David se tapó la cara con las manos mientras la vergüenza lo invadía de nuevo. El cuerpo de Betsabé no había sido más que un privilegio especial que había decidido otorgarse a sí mismo. Y al hacerlo se había colocado por encima de Dios, su cargo, su nación, el honor y la vida de Urías, el bienestar de Betsabé, todo. David había sacrificado todo al ídolo de sí mismo.

David se postró sobre su rostro y volvió a llorar. Y derramó su corazón quebrantado y contrito a Dios.

Pero una profunda esperanza estaba entretejida en el profundo remordimiento que sentía David. Sabiendo que merecía la muerte, David se maravilló y adoró a Dios por las insondables profundidades de la misericordia en las palabras: «Jehová también ha quitado tu pecado; no morirás» (2 Samuel 12:13). Le quitó el aliento.
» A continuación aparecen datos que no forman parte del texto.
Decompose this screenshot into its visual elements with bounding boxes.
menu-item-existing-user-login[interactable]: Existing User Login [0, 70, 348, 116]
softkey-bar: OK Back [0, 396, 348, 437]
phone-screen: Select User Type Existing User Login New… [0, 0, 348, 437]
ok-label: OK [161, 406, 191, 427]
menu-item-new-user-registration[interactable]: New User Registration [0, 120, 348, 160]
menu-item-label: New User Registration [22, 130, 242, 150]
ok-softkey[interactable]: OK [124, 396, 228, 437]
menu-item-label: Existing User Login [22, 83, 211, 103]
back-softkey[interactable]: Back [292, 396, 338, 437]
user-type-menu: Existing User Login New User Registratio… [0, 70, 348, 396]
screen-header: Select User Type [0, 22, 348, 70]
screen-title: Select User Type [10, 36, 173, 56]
Esta palabra había llegado antes de que se ofreciera un solo sacrificio.

Este era un amor que superaba el conocimiento. Algo milagroso estaba obrando aquí, algo mucho más poderoso que el horrible pecado. David no estaba muy seguro de cómo funcionaba. Lo que sí sabía es que quería que otros transgresores conocieran los caminos increíblemente llenos de gracia de Dios.

***

El mayor enemigo de nuestras almas es el orgullo patológicamente egoísta en el centro. de nuestra naturaleza caída. Si miramos lo suficientemente profundo, esto es lo que encontraremos alimentando los fuertes deseos pecaminosos de nuestros apetitos.

Y es por eso que la prosperidad puede ser espiritualmente tan peligrosa. Tendemos a ver nuestra necesidad de Dios más claramente en la adversidad. Pero las temporadas de éxito pueden ser las más peligrosas porque somos muy fáciles de engañar para pensar más alto de nosotros mismos de lo que deberíamos pensar. El orgullo que se exalta a sí mismo es lo que nos lleva a usurpar el gobierno legítimo de Dios. Debemos tener cuidado con este peligro que acecha en las bendiciones.
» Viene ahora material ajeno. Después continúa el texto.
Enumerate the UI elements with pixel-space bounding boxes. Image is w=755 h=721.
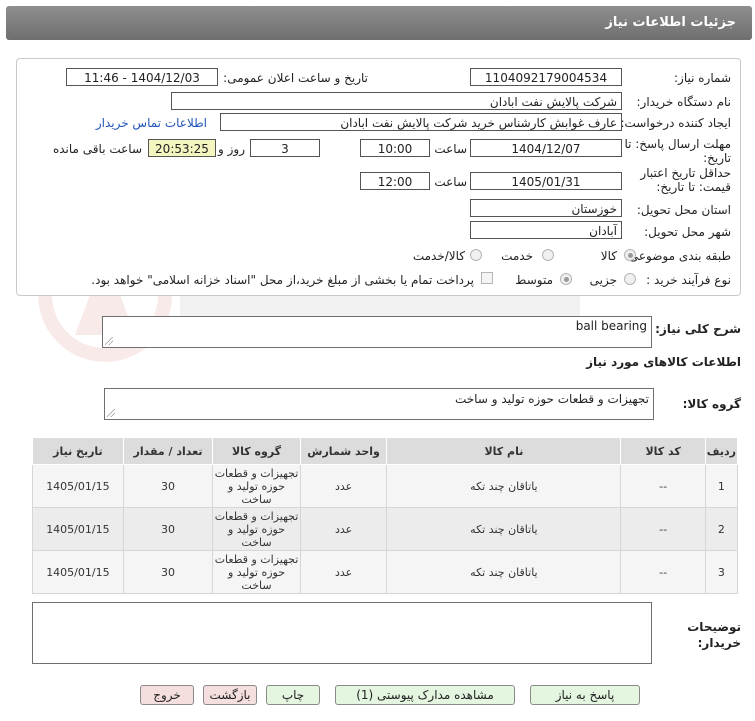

Y cuando pecamos, debemos correr al trono de la gracia y no evitarlo (Hebreos 4:16). De este lado de la cruz, ahora sabemos completamente lo que David no sabía: Dios quitó nuestros pecados poniéndolos sobre sí mismo. Sólo en la cruz oiremos: «El Señor también ha quitado tu pecado; no morirás». Ever.

Confiando en Aquel que borra todas nuestras iniquidades y crea en nosotros un corazón limpio (Salmo 51:9-10),

Jon Bloom
Director Ejecutivo

PS Nuestro mensaje destacado de enero se titula: «Un corazón quebrantado y contrito que Dios no despreciará». En él, John Piper explica maravillosamente el Salmo 51, que David escribió después de este doloroso y pecaminoso episodio de su vida. ¡Disfrútalo!